Só para dar um gostinho:
Recife...
Rua da União...
A casa de meu avô...
Nunca pensei que ela acabasse!
Tudo lá parecia impregnado de eternidade
Recife...
Meu avô morto.
Recife morto, Recife bom, Recife brasileiro como a casa de meu avô.”
Evocação do Recife – Manuel Bandeira.

       Eu já havia notado essa tendência dos portugueses (oi vó!), que adoram fazer da vida um fado; e depois da leitura do (ótimo!) “O cortiço" de Aluísio Azevedo, pude enxergar ainda melhor. Para quem ainda não leu (leia!), neste livro há um grande mix vivendo no cortiço. Jerônimo, Piedade de Jesus e sua filhinha, são portugueses, e pelos seguintes parágrafos que o autor apresenta, dá para ilustrar bem o que foi falado no artigo:
“Depois, até às horas de dormir, que nunca passavam das nove, ele tomava a sua guitarra e ia para defronte da porta, junto com a mulher, dedilhar os fados da sua terra. Era nesses momentos que dava plena expansão às saudades da pátria, com aquelas cantigas melancólicas em que a sua alma de desterrado voava das zonas abrasadas da América para as aldeias tristes da sua infância.

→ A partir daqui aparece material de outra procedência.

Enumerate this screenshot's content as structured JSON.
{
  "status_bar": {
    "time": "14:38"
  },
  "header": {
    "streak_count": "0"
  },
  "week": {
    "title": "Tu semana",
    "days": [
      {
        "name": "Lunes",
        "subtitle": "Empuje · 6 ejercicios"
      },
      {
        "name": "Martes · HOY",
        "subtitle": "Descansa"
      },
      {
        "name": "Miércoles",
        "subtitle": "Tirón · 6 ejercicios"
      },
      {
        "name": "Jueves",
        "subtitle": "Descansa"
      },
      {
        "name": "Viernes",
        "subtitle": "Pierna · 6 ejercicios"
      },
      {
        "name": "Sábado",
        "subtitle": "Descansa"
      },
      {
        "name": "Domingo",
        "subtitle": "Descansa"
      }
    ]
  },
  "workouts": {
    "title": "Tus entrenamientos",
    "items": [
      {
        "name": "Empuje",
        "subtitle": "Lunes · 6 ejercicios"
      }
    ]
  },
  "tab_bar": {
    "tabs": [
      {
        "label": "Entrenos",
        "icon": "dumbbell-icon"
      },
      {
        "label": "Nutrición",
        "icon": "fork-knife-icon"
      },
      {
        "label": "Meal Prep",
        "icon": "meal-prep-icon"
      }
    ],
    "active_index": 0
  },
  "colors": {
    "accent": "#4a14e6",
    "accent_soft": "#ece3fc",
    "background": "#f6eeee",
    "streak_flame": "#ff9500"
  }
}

E o canto daquela guitarra estrangeira era um lamento choroso e dolorido, eram vozes magoadas, mais tristes do que uma oração em alto-mar, quando a tempestade agita as negras asas homicidas, e as gaivotas doidejam assanhadas, cortando a treva com os seus gemidos pressagos, tontas como se estivessem fechadas dentro de uma abóbada de chumbo.”
[...]
“Nisto começou a gemer à porta do 35 uma guitarra; era de Jerônimo. Depois da ruidosa alegria e do bom humor, em que palpitara àquela tarde toda a república do cortiço, ela parecia ainda mais triste e mais saudosa do que nunca:
‘Minha vida tem desgostos,
Que só eu sei compreender...
Quando me lembro da terra
Parece que vou morrer...’

E, com o exemplo da primeira, novas guitarras foram acordando. E, por fim, a monótona cantiga dos portugueses enchia de uma alma desconsolada o vasto arraial da estalagem, contrastando com a barulhenta alacridade que vinha lá de cima, do sobrado do Miranda.
‘Terra minha, que te adoro,
Quando é que eu te torno a ver?
Leva-me deste desterro;
Basta já de padecer.’

Abatidos pelo fadinho harmonioso e nostálgico dos desterrados, iam todos, até mesmo os brasileiros, se concentrando e caindo em tristeza; mas, de repente, o cavaquinho do Porfiro, acompanhado pelo violão do Firmo, romperam vibrantemente com um chorado baiano. Nada mais que os primeiros acordes da música crioula para que o sangue de toda aquela gente despertasse logo, como se alguém lhe fustigasse o corpo com urtigas bravas. E seguiram-se outras notas, e outras, cada vez mais ardentes e mais delirantes. Já não eram dois instrumentos que soavam, eram lúbricos gemidos e suspiros soltos em torrente, a correrem serpenteando, como cobras numa floresta incendiada; eram ais convulsos, chorados em frenesi de amor; música feita de beijos e soluços gostosos; carícia de fera, carícia de doer, fazendo estalar de gozo”.
Parece que somos um pouquinhos diferentes da terrinha não é mesmo, ó pois?!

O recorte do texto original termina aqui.